CHRM Job Responsibilities
The central role of the hospitality revenue manager is to implement optimal revenue management strategies and processes. In other words, the CHRM figures out the best way to make the most money. Depending on the day, that might include a whole range of responsibilities, and a CHRM needs to have a flexible, Swiss Army knife set of skills in business, management, analytics, and organization. A few responsibilities include:
- Oversee day-to-day operations of the finance, accounting, or reservations departments
- Develop and manage market segments, hotel branding, pricing strategy, sales operations, distribution channels, content management, and revenue forecasting,
- Interview, hire, train, and supervise a hospitality staff
- Set and maintain performance standards, build corporate teamwork, and promote a hospitality ethic
Of course, job responsibilities will vary. Hospitality revenue managers at boutique hotels will likely have a different set of duties than hotel revenue managers at a large chain. Further, the CHRM role itself has undergone significant changes over the years with the advent of online bookings. Where previously business funneled through a few (analog) channels, hospitality revenue managers now must understand the nuances of mobile marketing, online travel agencies, and a proliferation of agile competitors, among other challenges. On the one hand, that means the CHRM role is more complicated than ever before. The upside is that hospitality revenue managers now wield powerful influence within corporations and across the industry.
CHRM Salary and Job Outlook
How much money do certified hospitality revenue managers make? That depends on the job parameters, but the general outlook is positive.
According to the U.S. Bureau of Labor Statistics, management positions across the country are expected to grow 8 percent over the next decade, which equals 807,300 new jobs. The median annual wage for management occupations is slightly less than $110k, the highest of any major job groups. Sales managers earn a median salary of $117k per year, and financial managers average $140k. While previously these numbers might not have correlated to a CHRM career, the role is changing so rapidly that CHRM salaries are trending in that direction.
As important to hospitality revenue managers is the industry at large. In 2016, the hotel industry’s revenue was $550 billion. Annually travel & tourism makes a global economic impact of around $6.5 trillion. In the United States, there are 16 million hospitality and leisure workers at about 850,000 establishments, making the industry one of the top ten employers nationwide. While the hospitality industry will always be vulnerable to recessions – elastic goods are the first to go – the above numbers represent a robust business foundation, which should transfer to continued job expansion. And because certified hospitality revenue managers are high-demand talent, they benefit from special job security and benefits.
Best Degrees for a CHRM
There are multiple routes to a CHRM, but earning a degree in hospitality management is the best method.

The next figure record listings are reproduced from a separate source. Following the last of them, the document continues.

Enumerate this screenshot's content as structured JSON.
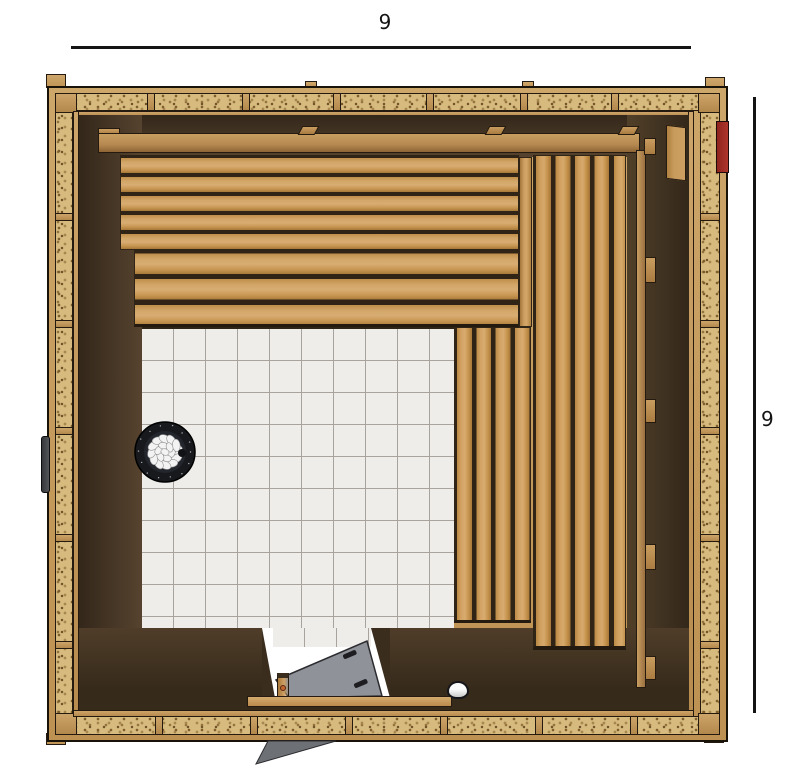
{
  "title": "Sauna kit floor plan (top view)",
  "dimensions": {
    "top_label": "9",
    "right_label": "9"
  },
  "colors": {
    "line": "#141414",
    "osb": "#d6ba7e",
    "frame_wood": "#c8a064",
    "wall_dark": "#3a2d1e",
    "bench_wood": "#cd9f60",
    "tile": "#efedea",
    "grout": "#a8a39d",
    "door_glass": "#8f9298",
    "door_shadow": "#6d7175",
    "red": "#ae352c",
    "heater_ring": "#17191d",
    "stone": "#f3f3f3",
    "drain_cap": "#f2f2f2",
    "handle": "#46484b"
  }
}
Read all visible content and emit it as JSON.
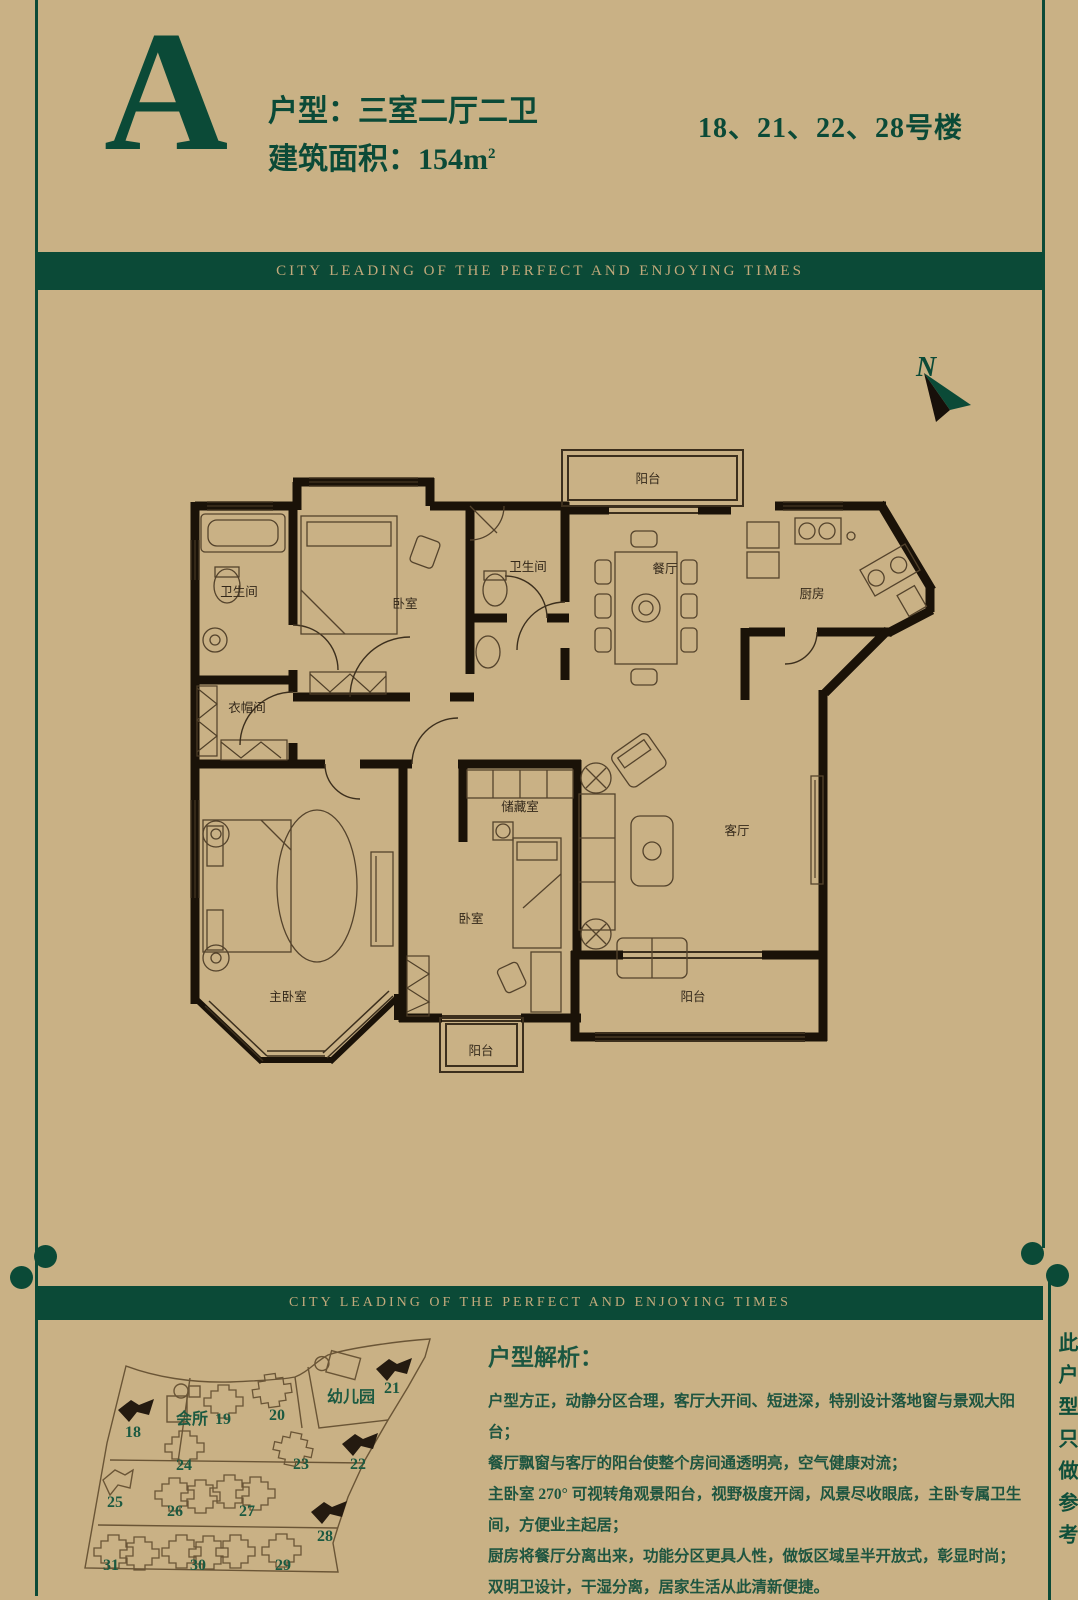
{
  "header": {
    "unit_letter": "A",
    "unit_type": "户型：三室二厅二卫",
    "area_label": "建筑面积：154m",
    "area_sup": "2",
    "buildings": "18、21、22、28号楼"
  },
  "banner": {
    "text": "CITY LEADING OF THE PERFECT AND ENJOYING TIMES"
  },
  "compass": {
    "label": "N"
  },
  "plan": {
    "rooms": {
      "balcony": "阳台",
      "dining": "餐厅",
      "kitchen": "厨房",
      "bathroom": "卫生间",
      "bedroom": "卧室",
      "cloakroom": "衣帽间",
      "master_bedroom": "主卧室",
      "storage": "储藏室",
      "living": "客厅"
    }
  },
  "sitemap": {
    "clubhouse": "会所",
    "kindergarten": "幼儿园",
    "buildings": [
      {
        "label": "18",
        "highlighted": true
      },
      {
        "label": "19",
        "highlighted": false
      },
      {
        "label": "20",
        "highlighted": false
      },
      {
        "label": "21",
        "highlighted": true
      },
      {
        "label": "22",
        "highlighted": true
      },
      {
        "label": "23",
        "highlighted": false
      },
      {
        "label": "24",
        "highlighted": false
      },
      {
        "label": "25",
        "highlighted": false
      },
      {
        "label": "26",
        "highlighted": false
      },
      {
        "label": "27",
        "highlighted": false
      },
      {
        "label": "28",
        "highlighted": true
      },
      {
        "label": "29",
        "highlighted": false
      },
      {
        "label": "30",
        "highlighted": false
      },
      {
        "label": "31",
        "highlighted": false
      }
    ]
  },
  "analysis": {
    "heading": "户型解析：",
    "lines": [
      "户型方正，动静分区合理，客厅大开间、短进深，特别设计落地窗与景观大阳台；",
      "餐厅飘窗与客厅的阳台使整个房间通透明亮，空气健康对流；",
      "主卧室 270° 可视转角观景阳台，视野极度开阔，风景尽收眼底，主卧专属卫生间，方便业主起居；",
      "厨房将餐厅分离出来，功能分区更具人性，做饭区域呈半开放式，彰显时尚；",
      "双明卫设计，干湿分离，居家生活从此清新便捷。"
    ]
  },
  "side_note": "此户型只做参考",
  "colors": {
    "background": "#c9b185",
    "dark_green": "#0b4a37",
    "banner_text": "#c2a97b",
    "wall_black": "#1a1208",
    "plan_line": "#54432c",
    "site_green": "#1c5a41"
  }
}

The most popular hospitality degree is a bachelor’s in hospitality management, which combines a business core and specialized hospitality management courses. At the graduate level, you can either pursue an MS in Hospitality Management or an MBA in Hospitality Management, depending on your preference. (To learn the difference, read our guide.) Finally, for students interested in an accelerated professional track, associate degree-holders can also apply for CHRM certification.